Woetjans laughed again. “I been on a battleship,” she said. She cut a big bite of fish, guiding it to her mouth with both fork and the tip of her knife. “My first tour as an able spacer was on the Renown. Didn’t like it worth a damn — seemed like the admiral was always looking over my shoulder. Transferred to destroyers, then got a slot as bosun’s mate on a courier ship — the Aglaia. Best luck I ever hope to have.”

The ragfish was pretty good, though bland to my taste. The peppers were strands of bell pepper, not the hot pepper I’d expected.

“You liked the courier ship that much?” I said to keep the conversation going.

“It was bloody awful,” Woetjans said, shoveling the rest of her fish into her mouth. “You not only have extra ship’s officers, you got the passengers like as not nosing into your business. But that’s where I met Six, and I been with him ever since.”

I was taking longer to finish my meal than Woetjans had. For that matter, I still had half a glass of wine and she was ordering her third gin. I said, “Because of the prizes?” I said. “I guess all the crew who’ve served with Captain Leary are pretty rich by now.”

Woetjans laughed, but without the enthusiasm that’d rattled the windows before. “Most of the Sissies, they’ve got maybe a pot to piss in, kid,” she said. “They’re spacers. The ones who’ve got more — Pasternak’s got a regular manor back in Wassail County where he grew up — it don’t do them no good. It don’t do me no good, except if I want to take a kid to dinner to learn what makes him tick, I don’t worry what the tab’s going to be.”

She paused and pursed her lips. “We Sissies are all spacers,” she said. “Every single soul who stuck with Six is that, and you don’t need money to be a spacer. If you signed with Six to get rich, you’re a bloody fool.
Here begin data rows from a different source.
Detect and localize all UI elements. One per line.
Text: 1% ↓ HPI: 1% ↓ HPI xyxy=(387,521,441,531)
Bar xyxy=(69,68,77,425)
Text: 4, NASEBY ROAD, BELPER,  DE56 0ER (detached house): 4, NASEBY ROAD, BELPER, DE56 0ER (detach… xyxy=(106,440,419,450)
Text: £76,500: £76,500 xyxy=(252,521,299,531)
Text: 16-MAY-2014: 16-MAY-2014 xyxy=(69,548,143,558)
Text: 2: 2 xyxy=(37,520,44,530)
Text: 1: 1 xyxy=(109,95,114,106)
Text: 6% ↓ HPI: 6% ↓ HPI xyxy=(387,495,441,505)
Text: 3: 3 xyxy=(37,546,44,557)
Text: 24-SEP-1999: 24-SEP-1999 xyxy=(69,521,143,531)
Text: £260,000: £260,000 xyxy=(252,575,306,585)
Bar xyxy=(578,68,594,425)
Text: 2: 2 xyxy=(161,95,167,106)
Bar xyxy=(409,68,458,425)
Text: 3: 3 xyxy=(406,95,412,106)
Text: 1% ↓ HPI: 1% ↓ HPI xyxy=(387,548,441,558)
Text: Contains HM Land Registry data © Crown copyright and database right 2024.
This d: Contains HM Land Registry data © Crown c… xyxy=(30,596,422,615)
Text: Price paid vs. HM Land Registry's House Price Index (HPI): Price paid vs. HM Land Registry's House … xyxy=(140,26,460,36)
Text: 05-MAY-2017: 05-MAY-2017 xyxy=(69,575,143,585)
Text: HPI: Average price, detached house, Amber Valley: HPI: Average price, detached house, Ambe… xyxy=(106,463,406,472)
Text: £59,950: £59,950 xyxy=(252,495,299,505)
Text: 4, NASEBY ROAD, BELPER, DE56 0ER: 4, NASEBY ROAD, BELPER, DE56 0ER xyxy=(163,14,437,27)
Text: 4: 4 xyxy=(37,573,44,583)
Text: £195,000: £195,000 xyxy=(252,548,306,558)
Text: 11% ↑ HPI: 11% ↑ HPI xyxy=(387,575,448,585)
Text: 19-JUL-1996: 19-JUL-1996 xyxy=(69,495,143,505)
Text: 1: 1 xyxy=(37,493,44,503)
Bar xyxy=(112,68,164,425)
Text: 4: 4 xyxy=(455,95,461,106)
You’re more likely to lose your arm or your ass than to get rich.”

“I joined to be a spacer,” I said. “I’m learning to do that. I’ll never be the astrogator that Captain Leary and even Cory are, but I’ll be better than I am now. And eventually I’ll be pretty good.”

I shrugged. My glass was empty, so I held it up the way Woetjans had hers. “I know there’s risks,” I said. “They told us not to open the coffin when they shipped Junior back for burial. Mom thought that meant his body’d been torn up and maybe Dad thought that too, but I heard the gravel rattle when I shifted the coffin a little. Junior’d been burned so bad they had to ballast the coffin before they sent it back. But he’d been a spacer, and I’m going to be a spacer.”

My wine came. I took a deep draft, I guess to cool myself off. I’d gotten pretty hot talking like that.

“That stuff any good?” Woetjans said.

“It’s all right for me,” I said. “I’m not much of a drinker. But I can tell you, my fiancée’s father wouldn’t use it to clean drains. Ex-fiancée.”

“Toss it down and let’s get out of here,” Woetjans said. “We’ll find a place near the harbor and really tie one on if you like.”

I didn’t — I peeled off when the bosun stopped at a place on the harborfront. But I went back aboard the Sunray, feeling that it’d been a good evening. My astrogation was improving faster than it ever would have if I’d stayed in the Academy, and I’d gotten through another test.

I guess the tests would keep coming till I died. Well, that was all right.